By practicing the following character and competence behaviors you can build trust with your team:



  1. Talk Straight– this falls somewhere between Minnesota nice and the 2016 Republican primary debates. Communicate with clarity so that you cannot be misunderstood. Do not sugar coat your thoughts or hammer people with brutal honesty.  Be direct.  Preface your discussions by declaring your intent, so you leave no doubt about what you are thinking.
  2. Demonstrate Respect-Use the “waiter rule”. Have you ever been with someone who ignores, is rude or is condescending to the wait staff when you go out to eat.  That says something about their character.  Demonstrate the same respect to everyone on your team- no matter the perceived importance of their job function.  When you treat everyone with the same respect it is noticed and it builds trust!
  3. Right Wrongs- If you’re the leader who never makes a mistake, ignore this one. You should all still be reading!  Acknowledge with your team when you have made a mistake.  This requires vulnerability, but it builds a culture of trust by creating an environment in which mistakes, which inevitably will occur, are viewed as an opportunity for reflection and growth rather than a hammer for future bludgeoning.

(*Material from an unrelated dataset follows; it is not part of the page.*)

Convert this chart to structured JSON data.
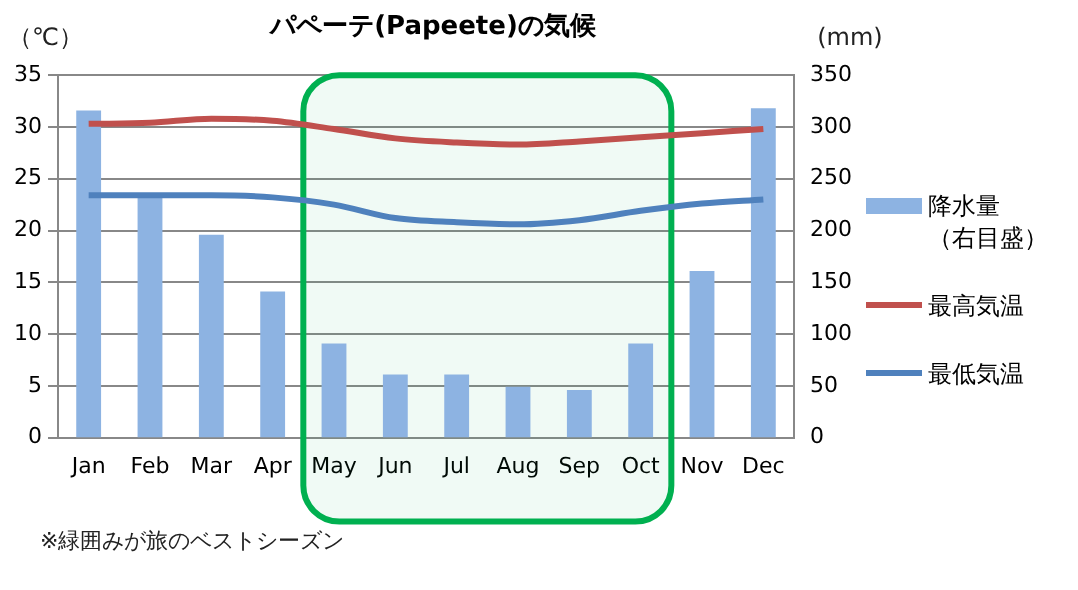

  1. Deliver Results– This one sounds easy, but sometimes isn’t. Set goals and deliver results based on those goals.  Be sure to acknowledge with the team when the results have been delivered.  When you achieve what you say you are going to achieve people will trust in your ability to provide future results.
  2. Confront Reality– I once worked with a leader who started every meeting by asking her team what rumors they were hearing. This allowed her to get a pulse on her team’s perceptions.  She was able to confirm, clarify or offer to seek more information and report back so that her team was working with accurate information.  The information wasn’t always what the team wanted to hear, but they knew it was accurate and they understood the “why”.
  3. Clarify Expectations- I used to tell my son to “clean” his room. It didn’t take long for me to figure out that his version of cleaning his room and my version were dramatically different.  I had to clarify my expectations so we both had the same understanding of what a clean room looked like.  The same principle holds true with your team.  Be certain to clarify expectations early and often so you and your team have exactly the same understanding of the results you are attempting to produce.